9. Just buy it in a bag! At first I thought this was really stupid, but with time I’ve come to change my opinion and I think the US needs to start doing this as well. Cleaning products are hard to find in bottles/containers. For example, there might be one facing of Clorox wipes in the cylindrical container, but 7 facings of the wipes in bags. One facing of Windex in a spray bottle, and 5 facings of window cleaner in bags. I was really confused at first as to how Argentinians successfully clean their windows from said bag. But now I’ve realized that these are refills! Duh! This totally saves on packaging costs, making the products way cheaper than in the US and better for the environment at the same time. Would it really kill Americans to pour Windex from a bag into the bottle? Or to take the top off the Clorox wipes container and put in a new pack of wipes? Probably not. We should start doing that.
10. Recycling… or lack thereof. It’s super, super difficult to recycle things here. My building doesn’t have recycling, nor do most others. There was a thing in the plaza a few weeks back where you could recycle bottles and cans, but overall nobody recycles. I’m definitely not a gung-ho environmentalist but this seems really dumb to me because it isn’t that hard to recycle things and it’s a huge way to cut down on waste.
11. Elevated… “trash holders” in the street. Here, people don’t have those big garbage cans in their home or apartment building for trash. Instead, everyone just leaves their garbage in bags in “trash holders” in the street, at least in the city center. Then someone comes by and picks it up. These holders are off the ground, assumably because…

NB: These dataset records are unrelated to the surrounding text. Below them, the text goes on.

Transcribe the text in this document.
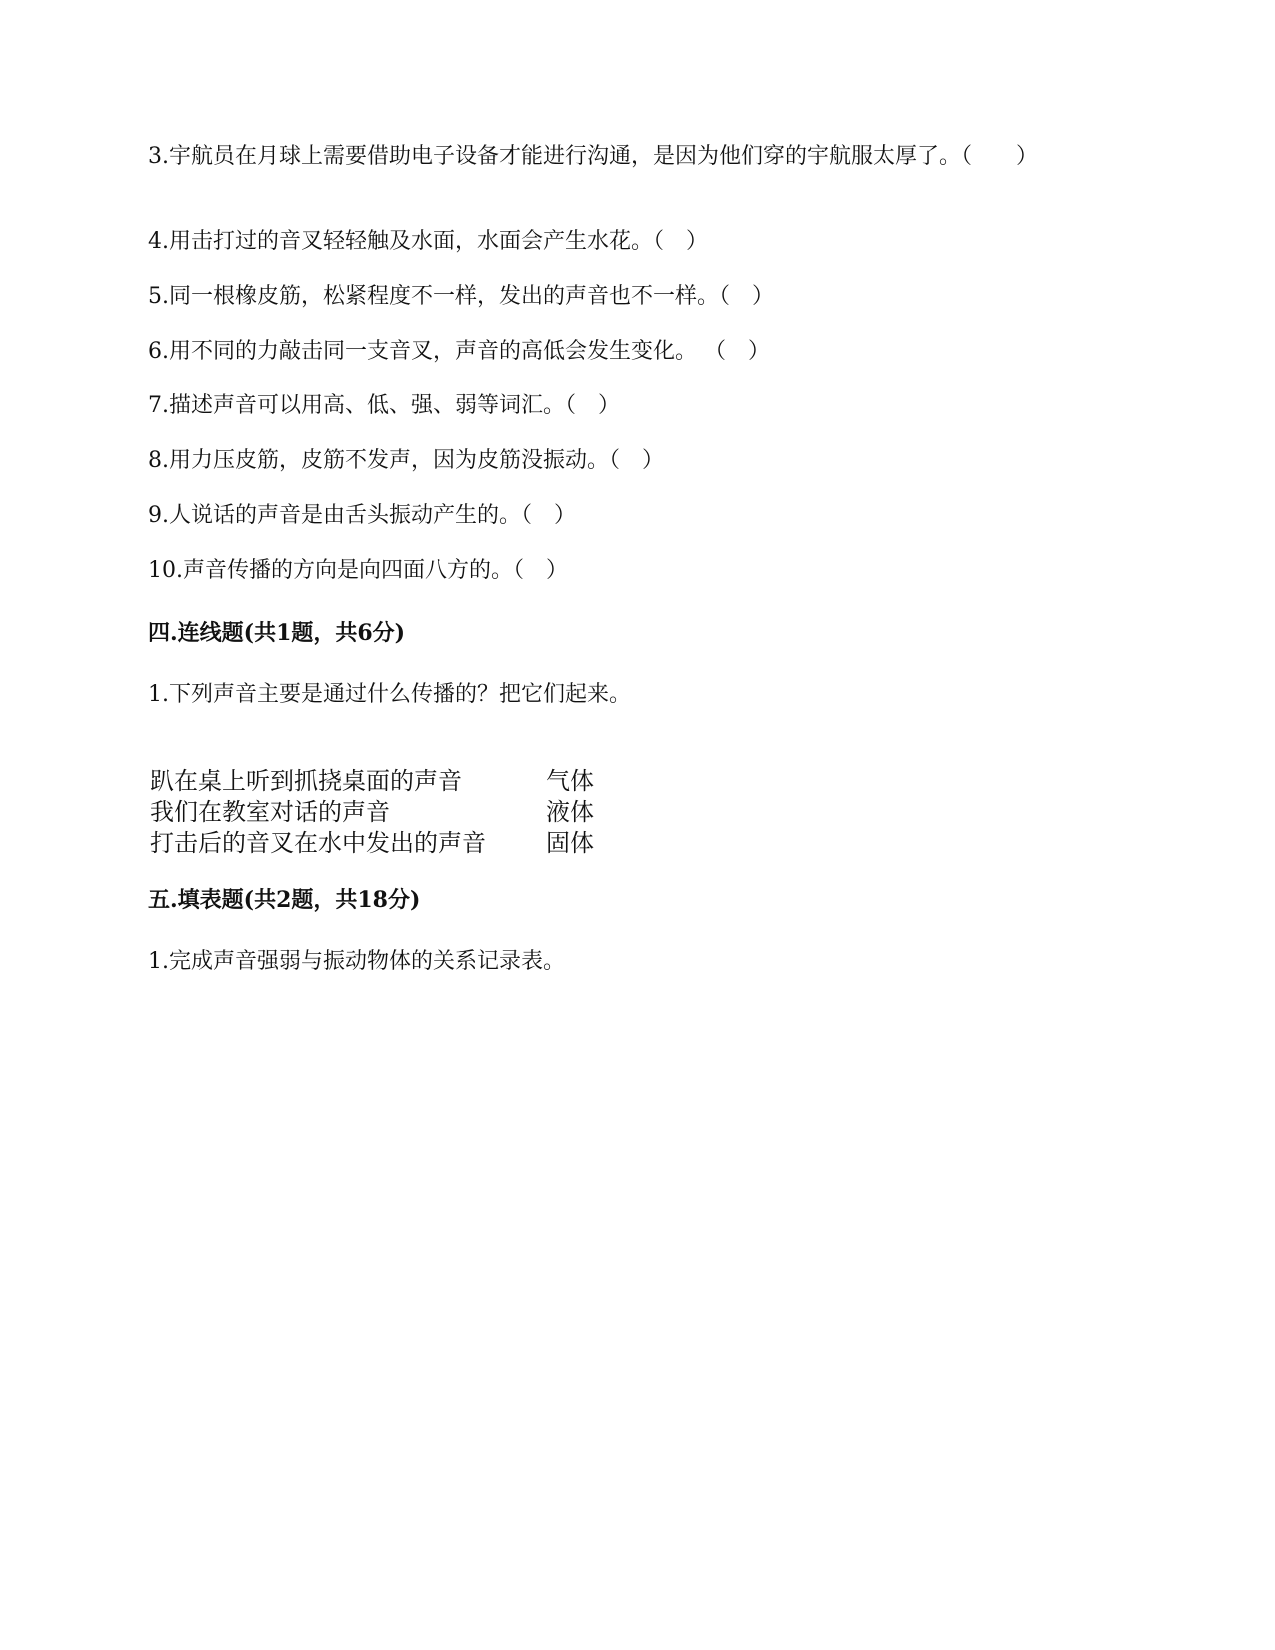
3.宇航员在月球上需要借助电子设备才能进行沟通，是因为他们穿的宇航服太厚了。（　　）
4.用击打过的音叉轻轻触及水面，水面会产生水花。（　）
5.同一根橡皮筋，松紧程度不一样，发出的声音也不一样。（　）
6.用不同的力敲击同一支音叉，声音的高低会发生变化。 （　）
7.描述声音可以用高、低、强、弱等词汇。（　）
8.用力压皮筋，皮筋不发声，因为皮筋没振动。（　）
9.人说话的声音是由舌头振动产生的。（　）
10.声音传播的方向是向四面八方的。（　）
四.连线题(共1题，共6分)
1.下列声音主要是通过什么传播的？把它们起来。
趴在桌上听到抓挠桌面的声音	气体
我们在教室对话的声音	液体
打击后的音叉在水中发出的声音	固体
五.填表题(共2题，共18分)
1.完成声音强弱与振动物体的关系记录表。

12. There are SO MANY STRAY DOGS HERE. I really do love Argentina, but the one thing I literally HATE about this country is the number of stray dogs AND the apathy towards them. There are PUPPIES 2 months old sleeping on the street because they were abandoned. It constantly breaks my heart (… I finally caved one day and rescued that little pup, who I am proud to say is doing super well with his new mom!)
13. Breastfeeding. Sorry if this is an awkward topic? But here breastfeeding happens everywhere, all the time. In the park, in the plaza, on the bus, while walking down the street… And the women don’t throw a blanket over themselves and the baby. So let’s just say that you see WAY MORE than you ever wanted to. Gross.
14. George López ringtone. For some reason, every other person whose phone goes off on the bus has a George López ringtone. So random! I don’t know why that is popular. But I always smile because I love(d) this show!
15. Blackberry – Blackberry is the iPhone of Salta, apparently. It’s the hot phone to have. Which is funny because that’s so 2008 to me. But I got one the other day, replacing my piece of crap Nokia 500, and couldn’t be happier to have a Blackberry! Isn’t she cute?
16. These weird shoes with a separate part for your big toe… Super popular. So strange. Not cute.
17. Silent signs of faith. Salta is REALLY Catholic. In Spain they “say” they’re Catholic but let’s be real, no one goes to church anymore. But here, it’s still really, really Catholic! The most interesting thing to me are what I call silent signs of faith. Whenever people go past any church, whether it’s on bike, on foot, in a taxi, while driving their own car, or on the bus, people do the sign of the cross. There are a good number of churches here, so this happens a lot. Around Easter thousands of people climb up Cerro San Bernardo, one of the three main hills overlooking Salta, on a pilgrimage of sorts. It’s so Catholic here!!